It’s never a convenient time to stop a bad habit, especially one that serves as comfort and protection in your daily life. We lead busy lives that we fill with all sorts of projects, activities, tasks and jobs that we’ve decided to focus our energy on. We feel powerful and on top of our game when we can utilize all of our strengths and conveniently forget about those areas that make us feel vulnerable and weak. Some people turn to drugs or alcohol to forget about pain and stress in their lives. Others turn to food, morphing a harmless action into a compulsive and unhealthy habit. Some of us try to compartmentalize our emotions, only addressing those feelings that are helpful and comfortable to the situation at hand, and casually ignoring areas that may be important but also are stressful, scary, and/or uncomfortable.
While in progress, these processes seem to work just fine. We can function at a high level in select areas (many times professionally important) of our lives with a sacrifice that often times we don’t even notice. Obese people don’t always cognitively connect their weight to their feelings, but an emotional tie is always there. Smokers don’t always see the cigarette as a band-aid to uncomfortable feelings until they try to quit.
At some point, we realize these things are unhealthy. If we want to live a long time, we can’t be overweight and smoking. If we want to live joyfully, we can’t ignore the barriers that keep us from gaining personal depth and goals for our relationships.

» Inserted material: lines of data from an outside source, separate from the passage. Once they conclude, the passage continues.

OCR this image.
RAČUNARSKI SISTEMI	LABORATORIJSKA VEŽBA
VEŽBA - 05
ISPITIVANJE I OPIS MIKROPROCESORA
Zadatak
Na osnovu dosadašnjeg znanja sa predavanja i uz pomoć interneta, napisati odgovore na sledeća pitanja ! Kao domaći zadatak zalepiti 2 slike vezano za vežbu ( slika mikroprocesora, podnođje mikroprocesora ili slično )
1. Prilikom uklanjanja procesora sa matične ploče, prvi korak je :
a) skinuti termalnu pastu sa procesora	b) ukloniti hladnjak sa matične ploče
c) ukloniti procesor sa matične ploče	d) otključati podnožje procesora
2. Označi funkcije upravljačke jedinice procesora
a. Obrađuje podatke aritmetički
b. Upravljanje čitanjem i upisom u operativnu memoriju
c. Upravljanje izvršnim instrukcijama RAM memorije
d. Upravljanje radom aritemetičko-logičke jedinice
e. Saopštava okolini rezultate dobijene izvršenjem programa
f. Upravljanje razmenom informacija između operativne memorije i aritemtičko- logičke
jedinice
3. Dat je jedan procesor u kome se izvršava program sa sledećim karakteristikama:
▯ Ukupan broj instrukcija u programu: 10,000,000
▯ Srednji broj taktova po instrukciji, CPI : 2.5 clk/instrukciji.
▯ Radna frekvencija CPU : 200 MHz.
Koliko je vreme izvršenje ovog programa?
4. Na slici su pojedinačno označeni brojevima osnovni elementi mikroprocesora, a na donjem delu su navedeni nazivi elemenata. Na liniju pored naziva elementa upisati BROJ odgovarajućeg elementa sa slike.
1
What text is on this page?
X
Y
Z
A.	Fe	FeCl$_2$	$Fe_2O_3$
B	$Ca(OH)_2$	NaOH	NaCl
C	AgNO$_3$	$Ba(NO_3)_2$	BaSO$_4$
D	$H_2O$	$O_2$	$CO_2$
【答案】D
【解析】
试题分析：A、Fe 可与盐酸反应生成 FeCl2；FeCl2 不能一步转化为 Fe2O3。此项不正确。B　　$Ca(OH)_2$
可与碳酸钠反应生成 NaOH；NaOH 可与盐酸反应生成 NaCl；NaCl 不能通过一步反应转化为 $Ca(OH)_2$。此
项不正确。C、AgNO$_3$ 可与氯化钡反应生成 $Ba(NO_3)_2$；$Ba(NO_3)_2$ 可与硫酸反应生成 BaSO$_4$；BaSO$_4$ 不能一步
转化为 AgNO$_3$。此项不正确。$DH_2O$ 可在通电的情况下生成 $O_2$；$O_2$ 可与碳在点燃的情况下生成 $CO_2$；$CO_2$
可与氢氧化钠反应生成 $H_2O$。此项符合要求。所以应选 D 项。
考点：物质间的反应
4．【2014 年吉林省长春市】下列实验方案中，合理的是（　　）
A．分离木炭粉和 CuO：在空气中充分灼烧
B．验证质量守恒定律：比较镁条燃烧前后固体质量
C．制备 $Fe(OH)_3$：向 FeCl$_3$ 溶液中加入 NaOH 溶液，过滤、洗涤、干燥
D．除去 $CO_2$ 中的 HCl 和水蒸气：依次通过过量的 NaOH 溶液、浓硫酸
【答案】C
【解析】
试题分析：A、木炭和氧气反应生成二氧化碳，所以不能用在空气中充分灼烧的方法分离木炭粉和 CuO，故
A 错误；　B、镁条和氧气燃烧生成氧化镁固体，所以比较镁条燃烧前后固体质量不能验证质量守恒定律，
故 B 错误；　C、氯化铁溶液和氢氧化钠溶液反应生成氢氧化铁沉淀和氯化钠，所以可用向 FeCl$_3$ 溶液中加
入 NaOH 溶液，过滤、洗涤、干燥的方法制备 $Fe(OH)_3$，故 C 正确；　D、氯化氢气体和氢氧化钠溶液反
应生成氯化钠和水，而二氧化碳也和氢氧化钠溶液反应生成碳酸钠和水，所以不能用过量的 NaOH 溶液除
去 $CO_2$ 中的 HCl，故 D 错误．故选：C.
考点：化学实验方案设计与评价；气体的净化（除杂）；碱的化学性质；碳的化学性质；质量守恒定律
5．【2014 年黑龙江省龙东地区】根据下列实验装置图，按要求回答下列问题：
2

Lately I’ve come to see an array of behaviors and thoughts that act as protective walls against many close relationships (and all of those scary feelings that go along with them). The sides of me that I see as weaknesses and vulnerability get covered up with thinking that people don’t want to hear about my thoughts and feelings, that guys aren’t romantically interested, and that I am feeling more or less than the one holding my hand. As I become more and more aware of these little voices in my head that tell me to pull back, I realize the need to redirect them, to reason with them so that I can move forward. I also realize how difficult this is and how stressful and weak the whole process is. I feel the uncertainty in the background of other areas of my life, areas where you couldn’t touch my confidence before. Many times, because of this, I feel the desire to call off the whole effort and go back to “thriving,” sacrificing one little weakness of being difficult to get to know for a whole lot of strength in other areas.
This is the moment when the quitting smoker relents because they really need a cigarette to calm them down or when the dieter stops by McDonald’s for a burger and fries that don’t even taste good anymore. This is the time when you know you’re doing something you don’t want to do, but you do it anyways and you don’t really understand why.
However, as tempting as it is to forget what I’ve learned and to leave my new self-discoveries behind, I believe it’s important to keep going. I know it’s important to what I want to do and who I am to keep pushing. The truth is that we don’t know what comes after we let go of our crutch. We had it there to protect us from something, and we’re vulnerable to what may next. Luckily, another truth is that we love adventure, and everyone knows that risk and danger are inherent components of any rewarding adventure. So as I strike out on my hopeful mission to break my habit, I’m trading the mindset of feeling overwhelmed with what’s at hand to the much happier attitude of being excited for what’s to come.